The study suggests that the variability in rainstorm microphysical characteristics should be examined in conjunction with environmental conditions. These results should stimulate future research in other monsoon regions to investigate how the microphysical characteristics of heavy rainfall vary with convective characteristics and the large-scale environments. Additionally, current models are limited in their ability to reproduce the observed microphysical variability of heavy rainfall, which directly impairs the accuracy of quantitative precipitation forecasts. Our observational understanding of microphysical variability during Meiyu heavy rainfall can inform targeted evaluation and improvement of microphysical parameterizations, ultimately improving quantitative forecasting skill. Of course, this study preliminarily considers the influence of synoptic environment to heavy rainfall microphysics, more impacts of aerosol, topography, and urbanization should be investigated in the future. For example, although most disdrometers in this study are below 200 m and higher-elevation sites have negligible impact, factors such as complex terrain and the potential spatial clustering of disdrometer data may still influence DSD variability. Moreover, both the current ERA5 reanalysis and radiosonde observations remain limited in their spatial and temporal resolution for accurately characterizing thermodynamic and dynamic environment. It is necessary to incorporate higher-resolution convection-permitting reanalyses into future studies. A better understanding of the links between environment, convection, and microphysics is essential to elucidate the formation mechanism of heavy rainfall.
Acknowledgments
This work is jointly supported by the National Natural Science Foundation of China (Grants U2142203, 42005009, 41905021), and the National Key R&D Program of China (2022YFC3003904, 2022YFC3003902).

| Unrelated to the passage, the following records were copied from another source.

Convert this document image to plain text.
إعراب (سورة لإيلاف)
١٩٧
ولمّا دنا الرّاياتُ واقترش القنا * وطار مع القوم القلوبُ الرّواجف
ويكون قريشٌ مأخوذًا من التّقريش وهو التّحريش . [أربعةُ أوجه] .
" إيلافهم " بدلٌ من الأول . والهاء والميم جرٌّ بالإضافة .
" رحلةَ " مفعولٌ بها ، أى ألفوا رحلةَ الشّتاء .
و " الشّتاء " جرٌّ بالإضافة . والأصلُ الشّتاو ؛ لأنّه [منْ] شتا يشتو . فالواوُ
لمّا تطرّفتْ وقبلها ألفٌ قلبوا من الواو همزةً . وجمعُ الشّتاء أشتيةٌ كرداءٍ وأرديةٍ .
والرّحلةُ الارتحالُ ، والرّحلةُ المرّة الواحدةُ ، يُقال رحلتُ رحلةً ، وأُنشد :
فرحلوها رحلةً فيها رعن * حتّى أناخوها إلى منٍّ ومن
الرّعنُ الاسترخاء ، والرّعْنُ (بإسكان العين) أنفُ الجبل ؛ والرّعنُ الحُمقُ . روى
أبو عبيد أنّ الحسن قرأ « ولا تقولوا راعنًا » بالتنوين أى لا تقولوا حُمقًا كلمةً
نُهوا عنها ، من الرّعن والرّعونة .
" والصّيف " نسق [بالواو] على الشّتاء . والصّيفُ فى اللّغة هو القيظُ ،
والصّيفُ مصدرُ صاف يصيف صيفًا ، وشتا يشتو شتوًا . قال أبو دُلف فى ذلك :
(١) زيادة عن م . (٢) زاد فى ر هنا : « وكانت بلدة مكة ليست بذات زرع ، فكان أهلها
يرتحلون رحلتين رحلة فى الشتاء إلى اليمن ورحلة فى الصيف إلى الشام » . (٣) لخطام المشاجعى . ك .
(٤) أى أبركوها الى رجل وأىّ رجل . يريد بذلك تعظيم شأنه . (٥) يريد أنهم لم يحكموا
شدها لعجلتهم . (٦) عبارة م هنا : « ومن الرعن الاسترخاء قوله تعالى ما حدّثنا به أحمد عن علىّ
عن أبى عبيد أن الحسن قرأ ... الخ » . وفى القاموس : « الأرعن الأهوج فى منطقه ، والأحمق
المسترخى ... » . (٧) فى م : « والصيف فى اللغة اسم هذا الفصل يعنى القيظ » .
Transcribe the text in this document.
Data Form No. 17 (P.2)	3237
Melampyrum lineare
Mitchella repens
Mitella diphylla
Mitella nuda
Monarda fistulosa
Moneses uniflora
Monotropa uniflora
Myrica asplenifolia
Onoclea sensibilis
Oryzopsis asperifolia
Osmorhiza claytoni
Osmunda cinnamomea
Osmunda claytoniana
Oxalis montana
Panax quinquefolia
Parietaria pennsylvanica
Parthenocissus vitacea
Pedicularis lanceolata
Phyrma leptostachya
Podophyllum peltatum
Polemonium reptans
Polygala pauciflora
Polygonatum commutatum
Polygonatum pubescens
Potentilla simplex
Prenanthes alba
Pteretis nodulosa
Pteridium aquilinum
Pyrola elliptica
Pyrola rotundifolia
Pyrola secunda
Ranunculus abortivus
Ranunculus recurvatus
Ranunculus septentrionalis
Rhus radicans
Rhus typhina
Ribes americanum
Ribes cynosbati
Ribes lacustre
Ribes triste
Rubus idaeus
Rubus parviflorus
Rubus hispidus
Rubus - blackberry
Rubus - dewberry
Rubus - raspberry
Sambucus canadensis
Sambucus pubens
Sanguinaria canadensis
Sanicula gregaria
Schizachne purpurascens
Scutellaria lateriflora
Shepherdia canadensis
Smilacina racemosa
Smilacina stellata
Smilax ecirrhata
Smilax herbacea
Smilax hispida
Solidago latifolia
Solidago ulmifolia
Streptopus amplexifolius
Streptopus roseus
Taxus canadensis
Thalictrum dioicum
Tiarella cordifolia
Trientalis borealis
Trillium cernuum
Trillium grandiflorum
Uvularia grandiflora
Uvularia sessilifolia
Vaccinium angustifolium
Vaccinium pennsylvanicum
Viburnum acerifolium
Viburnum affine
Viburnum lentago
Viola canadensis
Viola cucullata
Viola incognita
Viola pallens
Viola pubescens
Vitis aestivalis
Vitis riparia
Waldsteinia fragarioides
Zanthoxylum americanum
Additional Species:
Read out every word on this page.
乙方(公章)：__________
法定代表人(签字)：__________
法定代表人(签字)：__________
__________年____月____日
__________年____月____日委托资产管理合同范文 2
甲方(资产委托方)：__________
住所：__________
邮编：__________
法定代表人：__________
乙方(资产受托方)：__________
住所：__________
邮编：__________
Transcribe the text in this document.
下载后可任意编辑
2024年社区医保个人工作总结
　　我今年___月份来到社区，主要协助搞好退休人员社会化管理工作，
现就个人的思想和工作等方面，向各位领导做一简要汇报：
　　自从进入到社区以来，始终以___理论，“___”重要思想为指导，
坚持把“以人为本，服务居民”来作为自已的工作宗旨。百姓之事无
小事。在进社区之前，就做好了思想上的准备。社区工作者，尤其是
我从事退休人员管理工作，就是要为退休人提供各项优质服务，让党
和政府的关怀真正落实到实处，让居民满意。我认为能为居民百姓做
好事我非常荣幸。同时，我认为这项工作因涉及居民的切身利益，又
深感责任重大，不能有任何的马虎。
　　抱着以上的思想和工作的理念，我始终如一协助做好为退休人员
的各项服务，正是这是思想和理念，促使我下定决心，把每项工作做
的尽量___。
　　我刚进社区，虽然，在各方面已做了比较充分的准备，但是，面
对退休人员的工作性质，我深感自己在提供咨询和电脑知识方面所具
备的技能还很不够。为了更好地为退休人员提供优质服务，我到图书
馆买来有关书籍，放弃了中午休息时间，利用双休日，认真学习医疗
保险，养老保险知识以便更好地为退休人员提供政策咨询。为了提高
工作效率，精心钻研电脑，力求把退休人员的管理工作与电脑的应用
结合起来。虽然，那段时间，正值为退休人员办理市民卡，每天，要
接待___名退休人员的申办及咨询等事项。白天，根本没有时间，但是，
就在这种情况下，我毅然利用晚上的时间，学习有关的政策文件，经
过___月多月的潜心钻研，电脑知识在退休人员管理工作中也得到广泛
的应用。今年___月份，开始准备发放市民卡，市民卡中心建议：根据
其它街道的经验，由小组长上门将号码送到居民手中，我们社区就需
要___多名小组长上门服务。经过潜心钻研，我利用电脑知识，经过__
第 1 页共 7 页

We thank the China Meteorological Administration for collecting and archiving the Parsivel disdrometer data. We are also grateful for NASA and ECWMF for providing the GPM and ERA-5 data sets.
Conflict of Interest
The authors declare no conflicts of interest relevant to this study.
Open Research
Data Availability Statement
The disdrometer data sets supporting this research have been deposited in Zenodo (G. Chen, 2023). The GPM version 07A 2ADPR data are available from the NASA/Goddard Space Flight Center (Iguchi & Meneghini, 2021). The ERA5 reanalysis data can be obtained via Hersbach et al. (2023).